Segment fabrication began with CNC machining of large blocks of expanded polystyrene (EPS) foam to create an inexpensive, one-off female mold for each segment, incorporating the tooling details described above. After sealing the foam to prevent any reaction between it and the resin, the sandwich panels were layed up by hand and cured at ambient temperature over several days. The challenge at this stage was the owner’s mandate that there be no residual chemical odors in the finished house. “To comply with that, we had to postcure the entire structure!” asserts Kreysler. Indeed, the segments were drilled and assembled outside the company’s facility, and a makeshift oven was devised by draping a huge canvas tarp over the structure (see bottom photo). Large portable heaters maintained a temperature of 190°F/88°C for three days to completely crosslink the resin and eliminate any subsequent offgassing.

Another challenge was presented by the local fire department, which required Class-A fire resistance for the home’s roof due to its location adjacent to designated “open space,” where brush fires can occur. Because there was no roof per se, fire officials decided that the entire curved surface would have to comply with the Class-A standard.

The Kreysler team opted to retain a fire protection engineer, Fred Fisher of Fisher Research & Development (Vacaville, Calif.), to help test the composite design under conditions that would simulate exposure to a brush fire. Fisher helped the Kreysler team devise a setup consistent with ASTM E108, “Standard Test Method for Fire Tests of Roof Coverings,” then supervised an E108 roofing test at a certified testing laboratory. The test method involves placing a panel of the roofing system in the path of a 12 mph wind blown by a fan through a gas fire, then placing a “burning brand,” or a grid of flaming wooden boards onto the panel. According to the test, the brand cannot burn through to the panel’s underside, nor can any portion of the panel be blown off or fall away and become a “flaming brand” or even a “glowing particle” that could, in turn, ignite additional fires. While the composite test panel did not burn through during the test, because it was fabricated with a Class I vinyl ester system with fire-retardant additives, it developed a surface char layer that was deemed unacceptable because hot particles could potentially blow off the surface.
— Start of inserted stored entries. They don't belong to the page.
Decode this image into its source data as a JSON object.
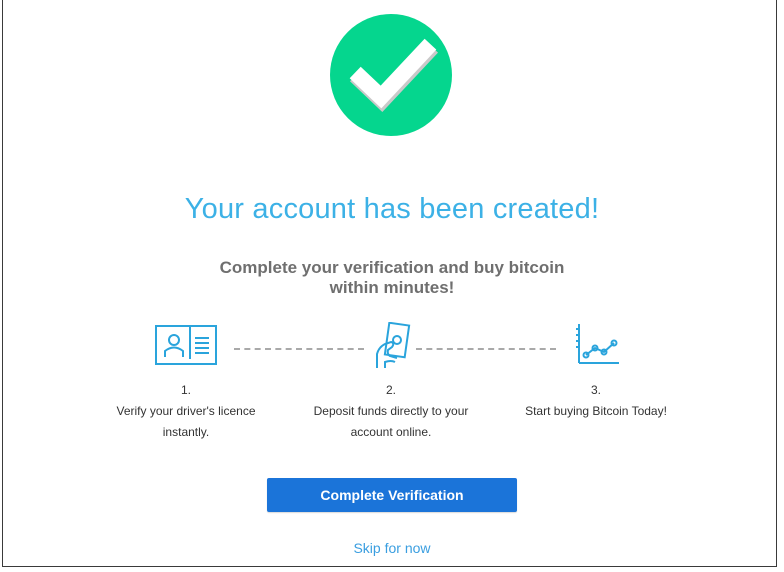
{
  "header": {
    "title": "Your account has been created!",
    "subtitle_line1": "Complete your verification and buy bitcoin",
    "subtitle_line2": "within minutes!"
  },
  "steps": [
    {
      "number": "1.",
      "line1": "Verify your driver's licence",
      "line2": "instantly.",
      "icon": "id-card-icon"
    },
    {
      "number": "2.",
      "line1": "Deposit funds directly to your",
      "line2": "account online.",
      "icon": "cash-hand-icon"
    },
    {
      "number": "3.",
      "line1": "Start buying Bitcoin Today!",
      "line2": "",
      "icon": "line-chart-icon"
    }
  ],
  "actions": {
    "primary_label": "Complete Verification",
    "skip_label": "Skip for now"
  },
  "colors": {
    "success": "#05d68e",
    "accent": "#3cb1e6",
    "primary_button": "#1b74d9"
  }
}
To eliminate the char, Fisher recommended a 0.25-inch/6.35-mm layer of Portland cement-based stucco be applied to the entire outer surface. Unfortunately, reports Kreysler, the stucco would not bond directly to the fiberglass, so an adhesive bonding agent was pre-applied to ensure the stucco would adhere. 

After the parts were transported to the site, attached to the foundation bolts and assembled, and stucco applied, structural testing was undertaken to show that the house panels could handle the design loads predicted by the model. Komendant simply used stacks of sandbags to apply loads in key locations and monitored the resulting strain on the panels with strain gauges. In every case, the field tests were consistent with the ANSYS model results, which facilitated inspector approval.

“We were pleased with the project and it couldn’t have been accomplished without composite materials and methods,” conclude Leonard and Kreysler. Adds Kreysler, “Until recently, this method of construction was considered too ‘unconventional’ to be taken seriously.  Now, with the acceptance of composite materials or FRP by the International Code Council (ICC), authors of the IBC, this barrier no longer exists.”